TKT-005: GlitchTip Dashboards, Alerts, and Runbook

Migrated from root technical docs.

TKT-005: GlitchTip Dashboards, Alerts, and Runbook

Section titled “TKT-005: GlitchTip Dashboards, Alerts, and Runbook”

Status: Todo Priority: P1 Estimated effort: 1 day Depends on: TKT-003, TKT-004

Create actionable GlitchTip observability for slow DB queries and document response workflows.

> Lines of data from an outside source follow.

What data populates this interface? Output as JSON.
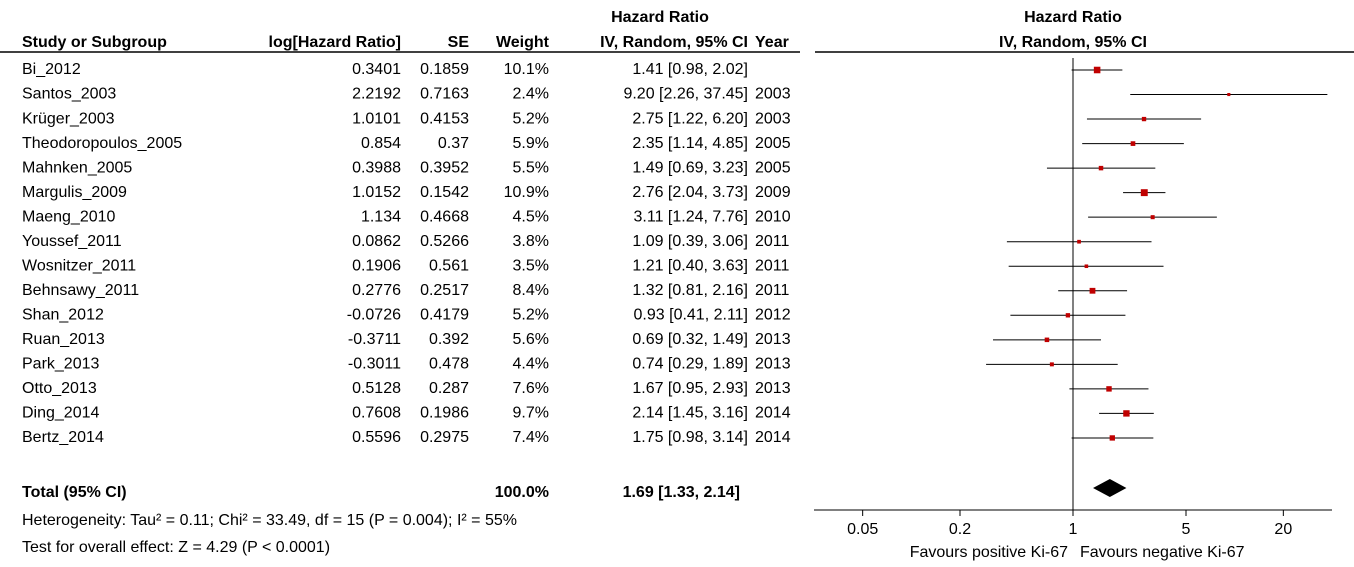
{
  "chart_data": {
    "type": "forest",
    "title": "Hazard Ratio",
    "subtitle": "IV, Random, 95% CI",
    "columns": {
      "study": "Study or Subgroup",
      "log_hr": "log[Hazard Ratio]",
      "se": "SE",
      "weight": "Weight",
      "ci_title": "Hazard Ratio",
      "ci": "IV, Random, 95% CI",
      "year": "Year"
    },
    "studies": [
      "Bi_2012",
      "Santos_2003",
      "Krüger_2003",
      "Theodoropoulos_2005",
      "Mahnken_2005",
      "Margulis_2009",
      "Maeng_2010",
      "Youssef_2011",
      "Wosnitzer_2011",
      "Behnsawy_2011",
      "Shan_2012",
      "Ruan_2013",
      "Park_2013",
      "Otto_2013",
      "Ding_2014",
      "Bertz_2014"
    ],
    "log_hr": [
      0.3401,
      2.2192,
      1.0101,
      0.854,
      0.3988,
      1.0152,
      1.134,
      0.0862,
      0.1906,
      0.2776,
      -0.0726,
      -0.3711,
      -0.3011,
      0.5128,
      0.7608,
      0.5596
    ],
    "se": [
      0.1859,
      0.7163,
      0.4153,
      0.37,
      0.3952,
      0.1542,
      0.4668,
      0.5266,
      0.561,
      0.2517,
      0.4179,
      0.392,
      0.478,
      0.287,
      0.1986,
      0.2975
    ],
    "weights": [
      10.1,
      2.4,
      5.2,
      5.9,
      5.5,
      10.9,
      4.5,
      3.8,
      3.5,
      8.4,
      5.2,
      5.6,
      4.4,
      7.6,
      9.7,
      7.4
    ],
    "weight_labels": [
      "10.1%",
      "2.4%",
      "5.2%",
      "5.9%",
      "5.5%",
      "10.9%",
      "4.5%",
      "3.8%",
      "3.5%",
      "8.4%",
      "5.2%",
      "5.6%",
      "4.4%",
      "7.6%",
      "9.7%",
      "7.4%"
    ],
    "hr": [
      1.41,
      9.2,
      2.75,
      2.35,
      1.49,
      2.76,
      3.11,
      1.09,
      1.21,
      1.32,
      0.93,
      0.69,
      0.74,
      1.67,
      2.14,
      1.75
    ],
    "ci_lower": [
      0.98,
      2.26,
      1.22,
      1.14,
      0.69,
      2.04,
      1.24,
      0.39,
      0.4,
      0.81,
      0.41,
      0.32,
      0.29,
      0.95,
      1.45,
      0.98
    ],
    "ci_upper": [
      2.02,
      37.45,
      6.2,
      4.85,
      3.23,
      3.73,
      7.76,
      3.06,
      3.63,
      2.16,
      2.11,
      1.49,
      1.89,
      2.93,
      3.16,
      3.14
    ],
    "ci_labels": [
      "1.41 [0.98, 2.02]",
      "9.20 [2.26, 37.45]",
      "2.75 [1.22, 6.20]",
      "2.35 [1.14, 4.85]",
      "1.49 [0.69, 3.23]",
      "2.76 [2.04, 3.73]",
      "3.11 [1.24, 7.76]",
      "1.09 [0.39, 3.06]",
      "1.21 [0.40, 3.63]",
      "1.32 [0.81, 2.16]",
      "0.93 [0.41, 2.11]",
      "0.69 [0.32, 1.49]",
      "0.74 [0.29, 1.89]",
      "1.67 [0.95, 2.93]",
      "2.14 [1.45, 3.16]",
      "1.75 [0.98, 3.14]"
    ],
    "years": [
      null,
      2003,
      2003,
      2005,
      2005,
      2009,
      2010,
      2011,
      2011,
      2011,
      2012,
      2013,
      2013,
      2013,
      2014,
      2014
    ],
    "total": {
      "label": "Total (95% CI)",
      "weight": 100.0,
      "weight_label": "100.0%",
      "hr": 1.69,
      "ci_lower": 1.33,
      "ci_upper": 2.14,
      "ci_label": "1.69 [1.33, 2.14]"
    },
    "heterogeneity": "Heterogeneity: Tau² = 0.11; Chi² = 33.49, df = 15 (P = 0.004); I² = 55%",
    "overall_effect": "Test for overall effect: Z = 4.29 (P < 0.0001)",
    "xlim": [
      0.025,
      40
    ],
    "xticks": [
      0.05,
      0.2,
      1,
      5,
      20
    ],
    "log_scale": true,
    "marker_color": "#c00000",
    "favours_left": "Favours positive Ki-67",
    "favours_right": "Favours negative Ki-67"
  }
}
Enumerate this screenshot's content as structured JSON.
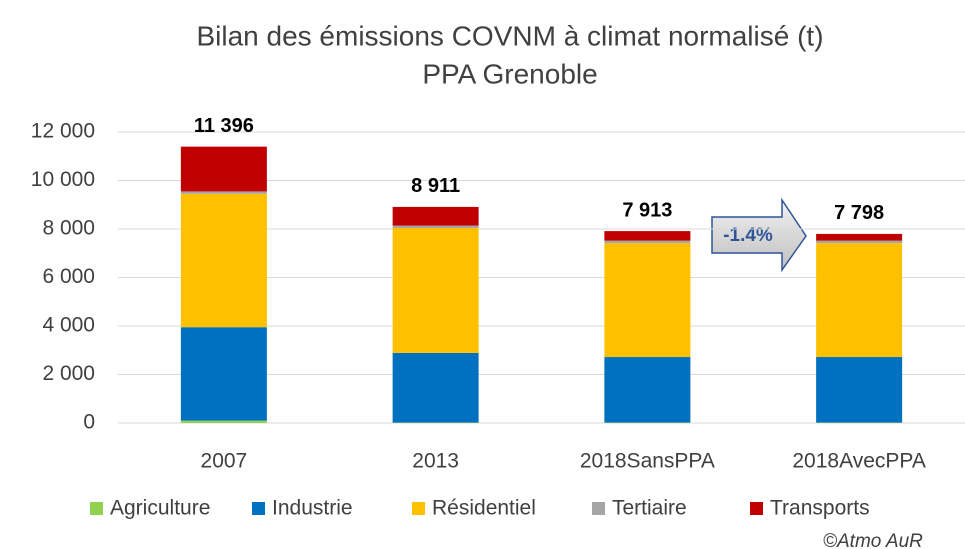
{
  "chart_data": {
    "type": "stacked_bar",
    "title": "Bilan des émissions COVNM  à climat normalisé (t)",
    "subtitle": "PPA Grenoble",
    "categories": [
      "2007",
      "2013",
      "2018SansPPA",
      "2018AvecPPA"
    ],
    "series": [
      {
        "name": "Agriculture",
        "color": "#92d050",
        "values": [
          100,
          20,
          20,
          20
        ]
      },
      {
        "name": "Industrie",
        "color": "#0070c0",
        "values": [
          3850,
          2870,
          2700,
          2700
        ]
      },
      {
        "name": "Résidentiel",
        "color": "#ffc000",
        "values": [
          5500,
          5150,
          4700,
          4700
        ]
      },
      {
        "name": "Tertiaire",
        "color": "#a5a5a5",
        "values": [
          100,
          100,
          100,
          100
        ]
      },
      {
        "name": "Transports",
        "color": "#c00000",
        "values": [
          1846,
          771,
          393,
          278
        ]
      }
    ],
    "totals": [
      11396,
      8911,
      7913,
      7798
    ],
    "total_labels": [
      "11 396",
      "8 911",
      "7 913",
      "7 798"
    ],
    "ylim": [
      0,
      12000
    ],
    "yticks": [
      0,
      {
        "value": 2000,
        "label": "2 000"
      },
      {
        "value": 4000,
        "label": "4 000"
      },
      {
        "value": 6000,
        "label": "6 000"
      },
      {
        "value": 8000,
        "label": "8 000"
      },
      {
        "value": 10000,
        "label": "10 000"
      },
      {
        "value": 12000,
        "label": "12 000"
      }
    ],
    "grid": true,
    "legend": "bottom",
    "annotation": "-1.4%",
    "source": "©Atmo AuR"
  }
}
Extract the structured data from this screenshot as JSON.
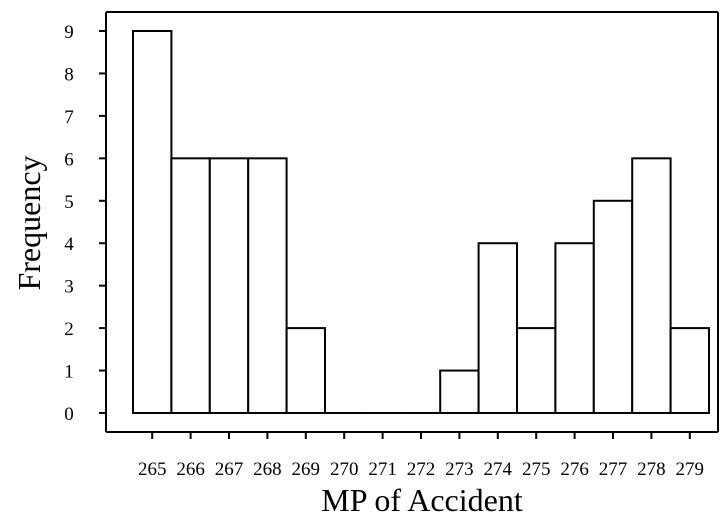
{
  "chart_data": {
    "type": "bar",
    "title": "",
    "xlabel": "MP of Accident",
    "ylabel": "Frequency",
    "categories": [
      "265",
      "266",
      "267",
      "268",
      "269",
      "270",
      "271",
      "272",
      "273",
      "274",
      "275",
      "276",
      "277",
      "278",
      "279"
    ],
    "values": [
      9,
      6,
      6,
      6,
      2,
      0,
      0,
      0,
      1,
      4,
      2,
      4,
      5,
      6,
      2
    ],
    "y_ticks": [
      "0",
      "1",
      "2",
      "3",
      "4",
      "5",
      "6",
      "7",
      "8",
      "9"
    ],
    "ylim": [
      0,
      9
    ],
    "grid": false,
    "legend": "none",
    "colors": {
      "bar_fill": "#ffffff",
      "bar_stroke": "#000000",
      "axis": "#000000",
      "text": "#000000"
    }
  }
}
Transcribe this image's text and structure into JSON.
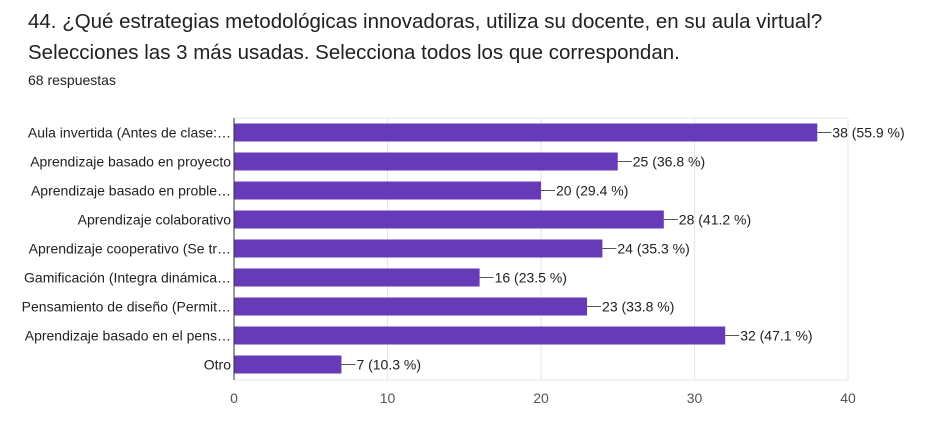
{
  "question": {
    "title": "44. ¿Qué estrategias metodológicas innovadoras, utiliza su docente, en su aula virtual? Selecciones las 3 más usadas.   Selecciona todos los que correspondan.",
    "responses": "68 respuestas"
  },
  "colors": {
    "bar": "#673ab7",
    "grid": "#e6e6e6",
    "axis": "#333333"
  },
  "chart_data": {
    "type": "bar",
    "orientation": "horizontal",
    "title": "44. ¿Qué estrategias metodológicas innovadoras, utiliza su docente, en su aula virtual? Selecciones las 3 más usadas.   Selecciona todos los que correspondan.",
    "categories": [
      "Aula invertida (Antes de clase:…",
      "Aprendizaje basado en proyecto",
      "Aprendizaje basado en proble…",
      "Aprendizaje colaborativo",
      "Aprendizaje cooperativo (Se tr…",
      "Gamificación (Integra dinámica…",
      "Pensamiento de diseño (Permit…",
      "Aprendizaje basado en el pens…",
      "Otro"
    ],
    "values": [
      38,
      25,
      20,
      28,
      24,
      16,
      23,
      32,
      7
    ],
    "value_labels": [
      "38 (55.9 %)",
      "25 (36.8 %)",
      "20 (29.4 %)",
      "28 (41.2 %)",
      "24 (35.3 %)",
      "16 (23.5 %)",
      "23 (33.8 %)",
      "32 (47.1 %)",
      "7 (10.3 %)"
    ],
    "xlim": [
      0,
      40
    ],
    "xticks": [
      "0",
      "10",
      "20",
      "30",
      "40"
    ],
    "xlabel": "",
    "ylabel": "",
    "grid": true
  }
}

  • Saved views/filters for slow DB spans.
  • Alerts for sustained degradation.
  • On-call runbook for triage.
  • Slow query (default): db.duration_ms > 200
  • Critical query: db.duration_ms > 1000
  • Sustained issue: p95 over threshold for >=10 minutes
  • Create a saved performance view filtered by op=db.query and db.slow_query=true.
  • Create endpoint-level view grouped by route + fingerprint.
  • Create service-level views for dashboard, ingestion, and consumer-api.
  • Configure alert: p95 db span duration above threshold for 10 minutes.
  • Configure alert: critical spans count above threshold per 5 minutes.
  • Route alerts to configured channel(s) (email/Discord/etc.).
  • Add runbook doc section: “How to triage slow DB query alerts” — see docs/runbooks/slow-db-query-runbook.md.
  • Define first checks (new deploys, sample-rate changes, shard imbalance, hot endpoint).
  • Define mitigation steps (throttle, cache, index, temporary feature flags).
  • Define escalation path and ownership per service.
  • Add post-incident checklist for query regression prevention.
  • At least 3 saved views exist (global + per-service) — configured in GlitchTip (manual).
  • At least 2 alerts are active and tested — configured in GlitchTip (manual).
  • Runbook is published and linked from team docs — docs/runbooks/slow-db-query-runbook.md.
  • Disable noisy alerts while retaining baseline view.
  • Adjust thresholds/sample rates to reduce false positives.